Dr. Josep Roma, principal investigator of the Childhood Cancer and Blood Disorders research group at VHIR, leads a project focused on developing new therapeutic strategies and implementing methods to assess treatment response and monitor patients. The ultimate goal is to improve the early detection of relapses through molecular monitoring based on the analysis of biomarkers present in liquid biopsies. In parallel, the project also aims to develop new therapies by studying in vitro responses in cellular models of the disease.

“Histiocytosis is a disease that has historically been very under-researched and, to date, there are virtually no cellular models available to test drugs in vitro. Developing these models, as proposed in this project, will be key to studying new drugs or drug combinations that may pave the way for new therapeutic possibilities”, explains Dr. Josep Roma.

Todos contra la Histiocitosis’ commitment to research

Founded in 2014 in Terrassa, Todos contra la Histiocitosis is an association driven by families affected by the disease, with the main aim of raising funds for research and helping to improve the quality of life of people diagnosed with histiocytosis. Throughout 2025, the organisation has carried out a range of solidarity initiatives that have made this new contribution to the research conducted at Vall d’Hebron possible.

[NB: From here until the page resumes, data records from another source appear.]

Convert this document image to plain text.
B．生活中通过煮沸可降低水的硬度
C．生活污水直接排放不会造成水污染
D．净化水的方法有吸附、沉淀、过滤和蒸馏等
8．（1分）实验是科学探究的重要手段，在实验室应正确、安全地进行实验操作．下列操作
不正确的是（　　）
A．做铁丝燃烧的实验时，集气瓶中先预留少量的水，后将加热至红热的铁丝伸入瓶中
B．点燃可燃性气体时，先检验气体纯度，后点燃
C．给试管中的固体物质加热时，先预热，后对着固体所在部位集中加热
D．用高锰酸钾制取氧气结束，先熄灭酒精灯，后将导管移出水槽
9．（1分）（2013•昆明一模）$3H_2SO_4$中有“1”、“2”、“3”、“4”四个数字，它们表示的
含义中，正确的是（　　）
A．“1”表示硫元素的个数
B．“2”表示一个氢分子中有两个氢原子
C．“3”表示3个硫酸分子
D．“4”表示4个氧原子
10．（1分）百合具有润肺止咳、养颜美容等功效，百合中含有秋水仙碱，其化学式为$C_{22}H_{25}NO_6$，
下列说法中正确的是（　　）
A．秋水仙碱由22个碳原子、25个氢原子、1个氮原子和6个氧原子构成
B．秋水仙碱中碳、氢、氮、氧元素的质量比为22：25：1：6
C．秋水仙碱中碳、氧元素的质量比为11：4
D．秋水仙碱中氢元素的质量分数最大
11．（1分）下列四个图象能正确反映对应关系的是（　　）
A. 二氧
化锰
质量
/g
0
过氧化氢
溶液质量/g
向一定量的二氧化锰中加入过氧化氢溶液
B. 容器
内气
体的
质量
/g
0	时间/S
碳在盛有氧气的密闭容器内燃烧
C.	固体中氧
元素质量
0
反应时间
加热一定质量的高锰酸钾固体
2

The association promotes cultural and sporting fundraising campaigns throughout the year, runs stalls at fairs and community events, and sells solidarity merchandise. At the same time, it works actively to secure sponsors and partners committed to advancing biomedical research. All these initiatives are made possible thanks to the involvement of families, volunteers and people committed to the cause, and aim to raise awareness of histiocytosis and to secure funding for research and for improving patients’ quality of life.

“Collaboration with reference centres such as Vall d’Hebron ensures that contributions from civil society are transformed into rigorous scientific projects with a real impact on patients and their families. This collaboration gives meaning to our work and strengthens the link between associations, healthcare professionals and research teams”, says Mónica Polo, founder of the Todos contra la Histiocitosis Association.